Wednesday, 13 February 2008

Offshore Petroleum Amendment (Miscellaneous Measures) Bill 2008

Second Reading

1:14 pm

Photo of Martin FergusonMartin Ferguson (Batman, Australian Labor Party, Minister for Resources and Energy) Share this | | Hansard source

I move:

That this bill be now read a second time.

This bill was introduced during the last sitting of parliament and was passed by the Senate, but not by the House prior to parliament being prorogued. Given the important but technical nature of the amendments, I am now pleased to reintroduce it into parliament.

Members would be aware that the Offshore Petroleum Act 2006 received royal assent on 29 March 2006. The Offshore Petroleum Act was a rewrite of the Petroleum (Submerged Lands) Act 1967, which has been the primary legislation for the administration of Australia’s offshore petroleum resources for 40 years. The Offshore Petroleum Act is a more user-friendly enactment that will reduce compliance costs for governments and the industry.

This amendment bill has three elements: firstly, to clarify provisions to ensure they operate the way that was intended, to make some technical corrections and a minor policy change; secondly, a policy change repealing section 327 which gives the minister certain emergency powers in the Bass Strait; and, finally, to convert geodetic data references of the area descriptions in the act from Australian Geodetic Datum to the current Geodetic Datum of Australia.

I would now like to take members through some of the key measures contained in the bill.

The bill ensures that the duration of certain production licences remains unchanged. While it was the intention that production licences due for their first renewal be renewed for 21 years, the effect of amendments made in 1998 to the Petroleum (Submerged Lands) Act is that licensees on their first renewal are entitled to licences of an indefinite duration. This error has been corrected in the Offshore Petroleum Act. These amendments ensure that the licensees who renewed their production licences for the first time since 1998 but before the Offshore Petroleum Act comes into force will have the indefinite term licences they are entitled to.

The bill also clarifies the definition of ‘coastal waters’. The Offshore Constitutional Settlement provides that the states and the Northern Territory have control over the ‘coastal waters’ adjacent to their land territory. These coastal waters are three nautical miles from a ‘baseline’; this is essentially the low water mark of the coast. These amendments ensure that the baseline that the ‘coastal waters’ are measured from is the correct three nautical mile baseline.

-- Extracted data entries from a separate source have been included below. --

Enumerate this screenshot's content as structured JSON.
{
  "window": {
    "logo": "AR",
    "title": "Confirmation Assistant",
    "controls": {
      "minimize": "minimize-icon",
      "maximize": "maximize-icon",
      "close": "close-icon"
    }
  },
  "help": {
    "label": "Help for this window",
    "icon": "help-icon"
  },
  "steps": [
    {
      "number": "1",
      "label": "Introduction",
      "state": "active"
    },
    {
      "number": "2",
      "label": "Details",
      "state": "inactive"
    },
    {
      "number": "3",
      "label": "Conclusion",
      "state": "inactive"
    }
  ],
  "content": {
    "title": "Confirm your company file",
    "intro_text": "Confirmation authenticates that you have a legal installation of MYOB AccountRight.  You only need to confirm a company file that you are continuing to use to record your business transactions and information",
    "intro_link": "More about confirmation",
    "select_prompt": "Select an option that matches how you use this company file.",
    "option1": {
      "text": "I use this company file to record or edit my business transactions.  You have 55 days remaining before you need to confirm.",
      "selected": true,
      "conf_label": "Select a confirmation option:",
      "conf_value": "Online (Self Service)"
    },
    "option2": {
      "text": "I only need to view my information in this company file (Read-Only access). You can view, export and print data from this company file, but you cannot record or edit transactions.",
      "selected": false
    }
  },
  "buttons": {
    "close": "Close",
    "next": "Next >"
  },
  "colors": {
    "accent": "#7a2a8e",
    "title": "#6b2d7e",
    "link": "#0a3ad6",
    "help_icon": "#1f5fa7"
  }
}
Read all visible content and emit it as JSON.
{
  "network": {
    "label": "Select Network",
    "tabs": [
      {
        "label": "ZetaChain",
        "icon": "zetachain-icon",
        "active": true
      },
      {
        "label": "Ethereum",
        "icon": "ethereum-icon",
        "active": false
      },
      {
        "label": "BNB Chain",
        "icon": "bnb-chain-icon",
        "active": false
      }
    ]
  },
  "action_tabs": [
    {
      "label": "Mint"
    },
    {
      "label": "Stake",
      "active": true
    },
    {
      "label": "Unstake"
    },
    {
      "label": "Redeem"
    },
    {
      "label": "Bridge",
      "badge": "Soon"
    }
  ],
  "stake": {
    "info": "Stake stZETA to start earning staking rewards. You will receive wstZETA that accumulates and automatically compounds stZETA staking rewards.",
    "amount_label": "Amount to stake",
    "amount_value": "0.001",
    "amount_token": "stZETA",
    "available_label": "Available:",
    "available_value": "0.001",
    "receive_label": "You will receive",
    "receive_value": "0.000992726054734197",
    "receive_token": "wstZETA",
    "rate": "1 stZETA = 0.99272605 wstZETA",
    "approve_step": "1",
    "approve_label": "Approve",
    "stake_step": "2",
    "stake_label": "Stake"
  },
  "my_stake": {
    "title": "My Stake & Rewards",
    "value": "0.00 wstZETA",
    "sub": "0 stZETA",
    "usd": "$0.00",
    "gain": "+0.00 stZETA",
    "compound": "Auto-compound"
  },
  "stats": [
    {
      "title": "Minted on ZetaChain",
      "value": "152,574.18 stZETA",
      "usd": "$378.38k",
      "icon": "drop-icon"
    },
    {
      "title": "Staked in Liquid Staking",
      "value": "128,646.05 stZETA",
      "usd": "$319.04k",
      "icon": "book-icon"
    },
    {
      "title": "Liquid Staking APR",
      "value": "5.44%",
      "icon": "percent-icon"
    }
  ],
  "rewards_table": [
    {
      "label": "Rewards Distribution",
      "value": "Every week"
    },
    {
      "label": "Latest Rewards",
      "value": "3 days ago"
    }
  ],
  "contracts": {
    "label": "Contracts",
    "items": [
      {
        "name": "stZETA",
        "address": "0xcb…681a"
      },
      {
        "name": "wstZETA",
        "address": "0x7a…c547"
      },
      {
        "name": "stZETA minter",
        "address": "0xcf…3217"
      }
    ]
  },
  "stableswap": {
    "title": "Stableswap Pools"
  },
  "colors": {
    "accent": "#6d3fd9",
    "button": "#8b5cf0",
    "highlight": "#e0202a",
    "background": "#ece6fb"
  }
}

The bill also proposes a minor policy change and repeals section 327 which allows the minister to exercise his emergency powers in the Area to be Avoided, offshore Victoria in the Gippsland Basin. The minister has never exercised these powers. The section is proposed to be repealed because a more comprehensive and broader security regime has been implemented under the Maritime Transport and Offshore Facilities Security Act 2003.

The amendments to the datum are part of the government’s Australia Spatial Data Infrastructure Program. Amendments made to the Petroleum (Submerged Lands) Act in 2001 paved the way for the move to the Geocentric Data of Australia, known as GDA94. GDA94 is essentially a response to increased use of the Global Positioning System for surveying, navigation and similar purposes. It is important to note that there will be no shift in the position in any petroleum title area as a result of the changes.

The bill incorporates the conversion of all of the points describing the ‘offshore areas’ in schedule 1 and the ‘area to be avoided’ in schedule 2.

I commend the bill to the House.

Debate (on motion by Mr Anthony Smith) adjourned.